FedEx decided to remove all officer and staff director participants, including named executive officers, from the fiscal 2019 Annual Incentive Compensation (AIC) Plan due to 'challenging business conditions.' This action means that none of these individuals will receive any payout under this specific plan for fiscal year 2019, regardless of how the company performed against targets.

These changes primarily affect executive compensation. For investors, it signals that management is prioritizing alignment of incentive pay with underlying business performance by adjusting how financial results are measured for bonus calculations and by withholding annual bonuses for top executives due to difficult business conditions.
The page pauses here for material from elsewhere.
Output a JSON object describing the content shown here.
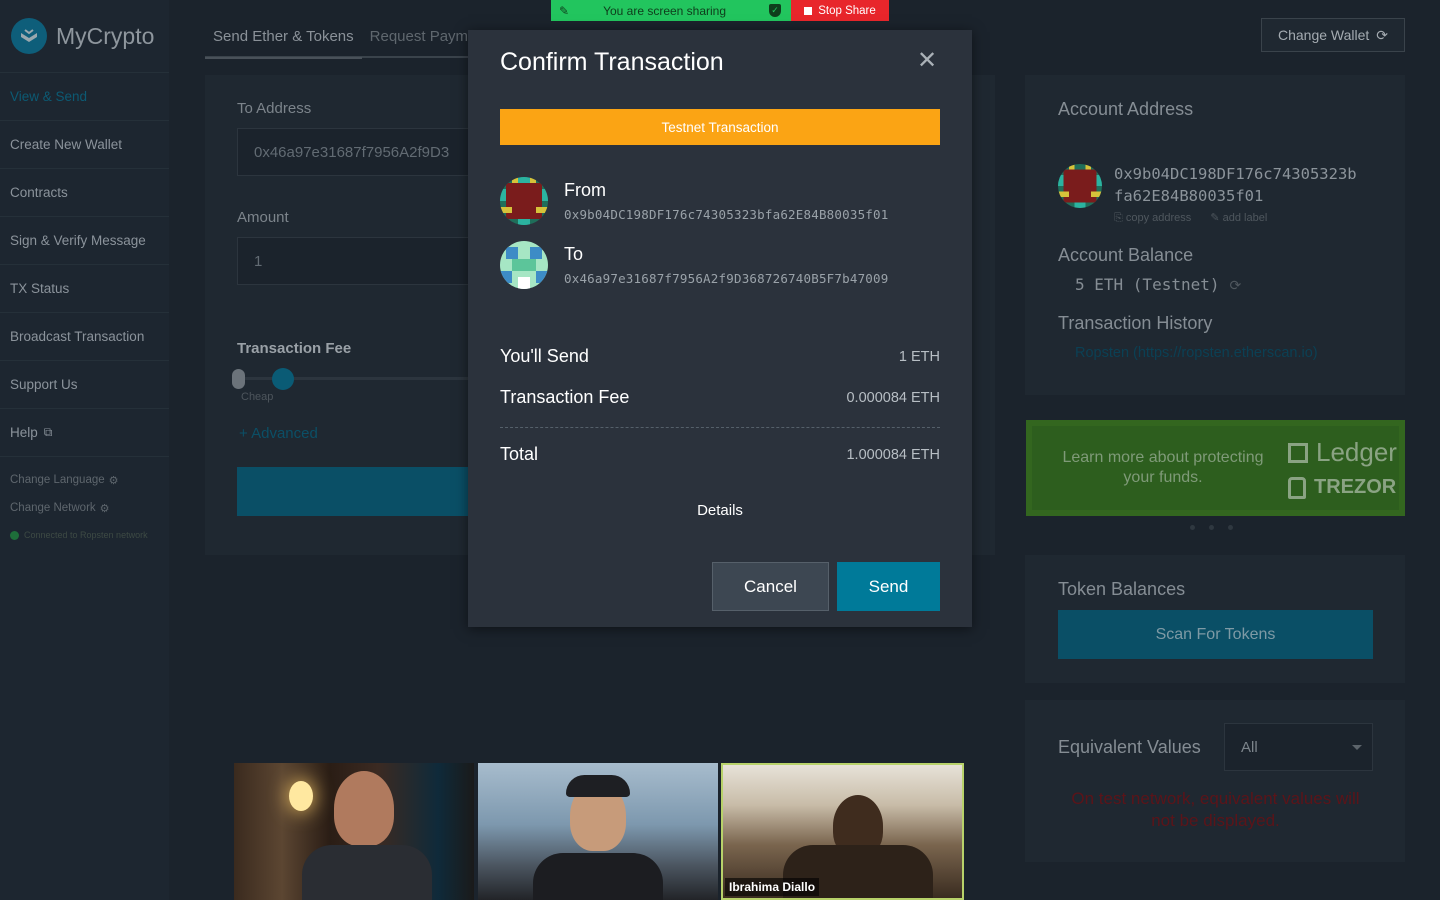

This could be seen as a prudent measure to manage costs and maintain focus on core operations during a challenging period.

The filing mentions 'challenging business conditions' as a reason for removing officers from the AIC plan, suggesting that the broader economic environment was impacting the company's outlook or performance. The adjustments to LTI plans are more about refining the metrics used for compensation, aiming for a clearer view of core performance irrespective of share repurchase strategies. It implies a management focus on profitability and operational efficiency in a potentially volatile market.